Molecular switch for the gradual reprogramming of immune cells decoded

19-Jun-2024
Dr. Volker Brinkmann, MPIIB

T cells that protect us from diseases

The immune system activates certain white blood cells, the T helper cells (Th cells), to defend against pathogens and cancer. These cells are imprinted differently depending on the target (viruses, bacteria, parasites, tumor cells) and can promote or attenuate inflammatory reactions. A research team of Max Löhning and Ahmed Hegazy from Charité –Universitätsmedizin Berlin and the German Rheumatology Research Center Berlin (DRFZ), a Leibniz Institute, has now discovered that Th cells differ in the strength of their imprinting and can be reprogrammed to varying degrees. This discovery opens up new therapeutic options for inflammatory and autoimmune diseases as well as immune cell therapies. The data has now been published in the scientific journal Science Advances.

When pathogens invade the body, Th cells are activated and specialize in defending against the different types of ‘attackers’. Various functional subsets of Th cells are generated during this process, including Th1 cells that fight pathogenic bacteria and viruses within the cells of the human body. However, these cells can also be involved in auto-inflammatory reactions. Th2 cells, on the other hand, fight off pathogens and parasites that occur outside the cells, while also being also responsible for the development of asthma and allergies. Each Th cell type is controlled by a specific gene regulator – the so-called key transcription factor. The imprinting of Th cells as part of an infection response was previously considered to be uniform and irreversible.

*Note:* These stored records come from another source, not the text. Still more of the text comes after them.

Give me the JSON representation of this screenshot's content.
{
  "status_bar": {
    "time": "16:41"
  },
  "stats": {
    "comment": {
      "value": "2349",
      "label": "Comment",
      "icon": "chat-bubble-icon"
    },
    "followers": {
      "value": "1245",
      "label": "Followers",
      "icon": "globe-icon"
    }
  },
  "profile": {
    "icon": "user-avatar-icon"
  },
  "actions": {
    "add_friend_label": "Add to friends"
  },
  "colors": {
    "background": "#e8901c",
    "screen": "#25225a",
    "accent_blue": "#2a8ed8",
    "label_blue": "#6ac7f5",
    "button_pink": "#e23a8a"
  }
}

Max Löhning, Ahmed Hegazy and colleagues from Charité and the DRFZ have now been able to show that Th1 cells generated during a viral infection differ in the strength of their imprinting. Th1 cells generated with large amounts of the Th1 key transcription factor their imprinting is permanently stable. They exclusively fulfill Th1 cell functions for virus defense. At the same time, however, Th1 cells with lower quantities of this key transcription factor are also induced and as a result, their imprinting is less stable and reprogramming with additional Th2 cell function is still possible. However, the initial Th1 specialization in virus defense is not lost with this new Th2 imprinting in parasite defense. Instead, the cells ‘learn’ and an intermediate cell type is created: the so-called ‘Th1+Th2’ cells. These cells combine the defense potential of both subgroups and retain this imprint for months as memory T cells. Molecularly, this is achieved by the newly imprinted ‘Th1+Th2’ cells simultaneously producing the key transcription factors of the Th1 and Th2 cells.

These results show that the immune system within a group of Th cells generates a spectrum of responses from complete stability of imprinting, to far-reaching reprogrammability, enabling it to adapt to changing infection environments. The knowledge obtained not only helps to better understand the ‘learning processes’ in immune cells, but also provides the basis for the novel therapeutic use of these cells. This may also open up new ways of treating chronic inflammation and autoimmune diseases as Th1 cells in particular contribute significantly to the development of these diseases. “The partial reprogramming of Th1 cells could help to weaken the inflammation-enhancing properties of these cells and thus break their disease-promoting activities,” are the hopes of the heads of the study, Professor Ahmed Hegazy and Professor Max Löhning.